Pemerintah Manfaatkan Beragam Peluang Hadapi Kebijakan Tarif Trump

Oleh: Dhita Karuniawati )*

Kebijakan ekonomi global kerap mengalami perubahan seiring dengan dinamika politik internasional. Salah satu kebijakan yang pernah menciptakan riak besar dalam perdagangan internasional adalah kebijakan tarif tinggi yang diusung oleh Presiden Amerika Serikat, Donald Trump. Melalui pendekatan proteksionisme yang agresif, Trump memberlakukan tarif tinggi terhadap sejumlah barang impor, terutama dari Tiongkok dan negara-negara mitra dagang lainnya. Kebijakan ini membuka celah dan tantangan baru, termasuk bagi Indonesia. Namun, di balik tantangan tersebut, pemerintah Indonesia melihat peluang strategis untuk memperkuat posisi ekonomi nasional dan menggenjot ekspor ke pasar Amerika Serikat dan negara-negara lain yang terdampak.
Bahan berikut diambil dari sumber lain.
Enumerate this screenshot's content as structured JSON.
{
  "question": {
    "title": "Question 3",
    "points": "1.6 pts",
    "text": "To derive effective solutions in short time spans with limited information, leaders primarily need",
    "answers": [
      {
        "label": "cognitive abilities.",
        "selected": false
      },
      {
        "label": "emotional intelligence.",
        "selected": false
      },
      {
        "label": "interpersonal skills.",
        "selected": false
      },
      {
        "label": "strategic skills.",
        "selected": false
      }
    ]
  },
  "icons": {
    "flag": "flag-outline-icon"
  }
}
Kebijakan tarif Trump, yang dikenal dengan “perang dagang AS-Tiongkok”, dimulai pada 2018 ketika pemerintah AS menerapkan bea masuk tinggi terhadap barang-barang impor dari Tiongkok senilai ratusan miliar dolar. Langkah ini dilakukan sebagai bentuk tekanan terhadap Tiongkok terkait praktik perdagangan yang dinilai tidak adil, termasuk tuduhan pencurian hak kekayaan intelektual, subsidi negara, dan ketidakseimbangan neraca perdagangan. Sebagai balasan, Tiongkok pun mengenakan tarif serupa terhadap barang-barang asal Amerika.

Efek domino dari perang dagang ini tidak hanya dirasakan oleh kedua negara tersebut, tetapi juga oleh negara-negara berkembang yang menjadi bagian dari rantai pasok global, termasuk Indonesia. Dalam situasi ini, pemerintah Indonesia berupaya sigap membaca dinamika global dan memanfaatkan kondisi tersebut sebagai peluang untuk memperluas pasar ekspor dan menarik investasi asing.

Presiden Prabowo telah merancang tiga strategi utama guna menyikapi situasi global, termasuk kebijakan tarif dari pemerintah AS. Salah satu langkah awal yang diambil Presiden adalah dengan mengupayakan keanggotaan Indonesia dalam sejumlah kelompok negara besar, seperti BRICS (Brasil, Rusia, India, Cina, dan Afrika Selatan), sebagai upaya memperkuat posisi Indonesia dalam skema perdagangan global.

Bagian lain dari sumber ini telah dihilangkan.